Jean-Christophe Sounalet
À Saint-Genis-de-Saintonge, le maire Jacky Quesson a mis la main sur des documents jaunis. C’est un pur hasard. Sous la grande table en bois massif de la salle du conseil, se cachaient des bons de sucre de la Seconde Guerre mondiale, des actes des élections sénatoriales de 1921 et, au milieu, des esquisses de monuments aux morts de 1920. Il suffisait d’ouvrir le tiroir. On découvre des devis de marbriers, des formes d’édifices totalement différentes, avec des prix allant du simple au double en fonction de la taille et de la matière première. Il y a en a des dizaines, preuve que l’enjeu mémoriel était devenu un commerce particulièrement rentable.
Jean-Christophe Sounalet
19 800 anciens francs
Sous forme de catalogue, les monuments aux morts sont présentés aux clients. Il y a l’embarras du choix. Du traditionnel obélisque nu à l’arc de triomphe de cinq mètres de haut. Après le conflit, l’argent reste le nerf de la guerre. Les petites communes font le choix de l’économie. Saint-Genis n’y échappe pas. Le conseil municipal choisira un obélisque en granit surmonté d’un coq gaulois en bronze, symbole national, écrasant un casque allemand. Simple et efficace.
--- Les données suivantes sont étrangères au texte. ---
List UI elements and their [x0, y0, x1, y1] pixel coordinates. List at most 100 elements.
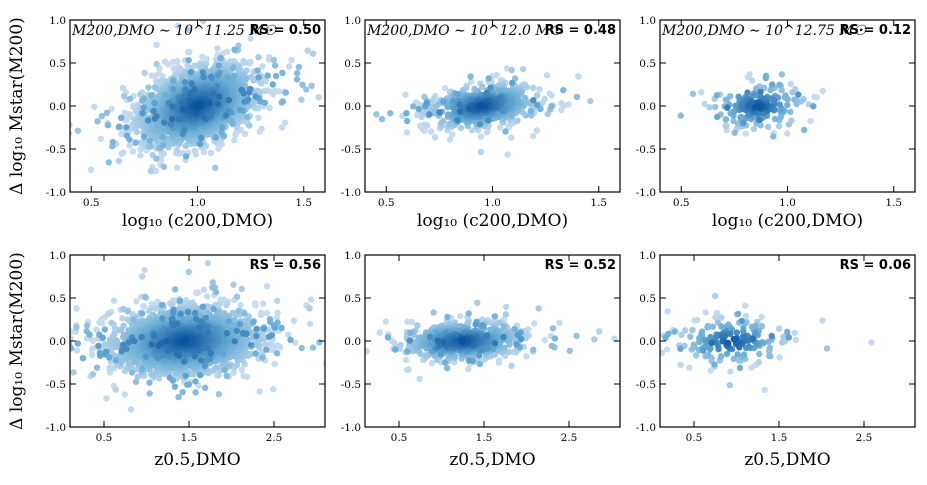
y-tick-label: -1.0: [341, 187, 361, 199]
data-point: [279, 69, 286, 77]
data-point: [145, 84, 152, 91]
data-point: [128, 369, 136, 376]
data-point: [263, 309, 271, 317]
data-point: [171, 286, 179, 293]
data-point: [124, 308, 131, 315]
data-point: [108, 339, 115, 346]
y-tick-label: -1.0: [636, 187, 656, 199]
x-tick-label: 0.5: [96, 432, 113, 444]
data-point: [214, 83, 221, 90]
data-point: [271, 360, 278, 368]
data-point: [689, 90, 697, 98]
data-point: [170, 322, 177, 329]
data-point: [116, 123, 123, 130]
data-point: [96, 349, 104, 357]
data-point: [573, 332, 580, 340]
data-point: [440, 118, 447, 125]
data-point: [171, 383, 179, 390]
data-point: [513, 341, 520, 348]
data-point: [196, 140, 204, 148]
data-point: [144, 117, 152, 124]
data-point: [110, 297, 118, 304]
data-point: [252, 350, 259, 357]
data-point: [233, 293, 241, 300]
data-point: [476, 352, 483, 359]
data-point: [70, 130, 72, 137]
data-point: [185, 268, 192, 275]
data-point: [148, 92, 155, 99]
data-point: [255, 54, 262, 61]
data-point: [151, 333, 158, 340]
data-point: [142, 293, 149, 300]
y-tick-label: 0.5: [344, 58, 361, 70]
data-point: [376, 329, 383, 336]
data-point: [169, 103, 176, 110]
data-point: [150, 107, 157, 115]
data-point: [233, 327, 240, 334]
y-axis-label: Δ log₁₀ Mstar(M200): [7, 252, 27, 430]
data-point: [776, 81, 783, 89]
data-point: [468, 127, 476, 134]
data-point: [270, 386, 277, 393]
data-point: [161, 58, 169, 65]
y-tick-label: 1.0: [639, 15, 656, 27]
data-point: [286, 63, 293, 70]
data-point: [795, 91, 802, 98]
data-point: [94, 118, 101, 125]
data-point: [548, 103, 555, 110]
rs-label: RS = 0.56: [250, 258, 321, 273]
data-point: [356, 328, 362, 334]
data-point: [180, 92, 187, 100]
data-point: [496, 319, 503, 326]
data-point: [698, 89, 705, 96]
panel-5: 0.5 1.5 2.5-1.0-0.50.00.51.0RS = 0.52z0.5,…: [341, 250, 621, 470]
data-point: [127, 406, 135, 413]
data-point: [504, 151, 511, 158]
data-point: [485, 117, 492, 124]
data-point: [170, 77, 177, 85]
data-point: [132, 139, 140, 146]
data-point: [142, 353, 150, 360]
data-point: [185, 57, 192, 64]
data-point: [223, 302, 230, 309]
data-point: [209, 284, 216, 291]
data-point: [163, 337, 170, 345]
data-point: [265, 53, 273, 61]
data-point: [207, 149, 215, 157]
data-point: [750, 125, 758, 133]
data-point: [789, 89, 796, 96]
panel-2: 0.5 1.0 1.5-1.0-0.50.00.51.0RS = 0.48M200,…: [341, 15, 621, 231]
data-point: [267, 318, 274, 326]
data-point: [423, 100, 430, 107]
panel-title: M200,DMO ∼ 10^12.0 M☉: [366, 23, 564, 39]
data-point: [108, 319, 115, 327]
data-point: [278, 324, 285, 332]
data-point: [141, 69, 148, 77]
data-point: [466, 105, 473, 112]
data-point: [358, 352, 364, 358]
points-layer: [356, 299, 618, 382]
data-point: [98, 113, 106, 120]
data-point: [274, 342, 281, 349]
data-point: [147, 168, 154, 175]
data-point: [112, 386, 119, 393]
data-point: [73, 347, 81, 354]
data-point: [533, 92, 541, 99]
data-point: [192, 378, 199, 385]
data-point: [118, 359, 125, 367]
data-point: [478, 322, 485, 329]
data-point: [500, 323, 508, 330]
data-point: [222, 112, 230, 119]
data-point: [776, 101, 783, 108]
data-point: [241, 310, 248, 317]
data-point: [273, 314, 281, 321]
data-point: [110, 352, 118, 359]
data-point: [198, 357, 205, 364]
data-point: [158, 157, 165, 164]
data-point: [132, 378, 140, 386]
data-point: [89, 371, 97, 378]
data-point: [293, 70, 301, 77]
points-layer: [373, 65, 594, 158]
data-point: [93, 364, 101, 371]
x-tick-label: 0.5: [83, 197, 100, 209]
Il a coûté 19 800 anciens francs, ce qui équivaut à environ 20 000 euros aujourd’hui. « Il paraît évident que le plus simple a été choisi pour des raisons financières », constate le gardien des comptes publics. En 1919, le principe d’une subvention publique était fixé « en proportion des sacrifices consentis », c’est-à-dire du nombre de morts.
Jean-Christophe Sounalet
Les entrepreneurs-marbriers qui ont envoyé leurs catalogues à Saint-Genis viennent de Paris, des Hauts-de-France. Ainsi, la marbrerie Gourdon propose « un socle en granit taillé, un panneau en face poli avec inscription de la dédicace, des panneaux de marbre sur les côtés avec inscription des 41 morts en lettres gravées et dorées ». S’il est décidé d’ajouter « la statue du Poilu de 2,10 mètres de hauteur totale en marbre blanc de Carrare », le prix monte à 22 800 anciens francs. Rien n’est cadeau. Du côté de la marbrerie Rombaux-Roland, on précise que chaque lettre gravée coûtera 1,80 franc, et que pour tout signe de plus grande hauteur, il faudra ajouter 0,25 centime par centimètre supplémentaire.
Jean-Christophe Sounalet
Un monument sacré
Presque 100 ans plus tard, le monument aux morts de Saint-Genis est toujours debout. En 1998, Jacky Quesson a touché, sans le savoir, à un point sensible. « Depuis son érection, il se trouvait au bord de la RN 137. Les cérémonies du 11 Novembre étaient compliquées à organiser, dangereuses et bruyantes. Chaque jour, 7 000 véhicules traversent le bourg, 1 200 camions dont 150 convois exceptionnels. On n’entendait rien. Le conseil municipal a alors décidé de le déplacer à 20 mètres, à côté de l’église. Ça n’a pas fait plaisir à tout le monde. On s’est rendu compte que le sujet était hyper délicat. On touchait à quelque chose de sacré. »
Jean-Christophe Sounalet
Chaque année, pour le 11 Novembre, Jacky Quesson se félicite de voir qu’entre 150 et 200 personnes de Saint-Genis viennent rendre hommage aux soldats morts pendant la Grande Guerre. Le nouveau lieu est adopté. La seule qui a réussi à faire vaciller le monument aux morts est la tempête de 1999. Le coq avait été arraché.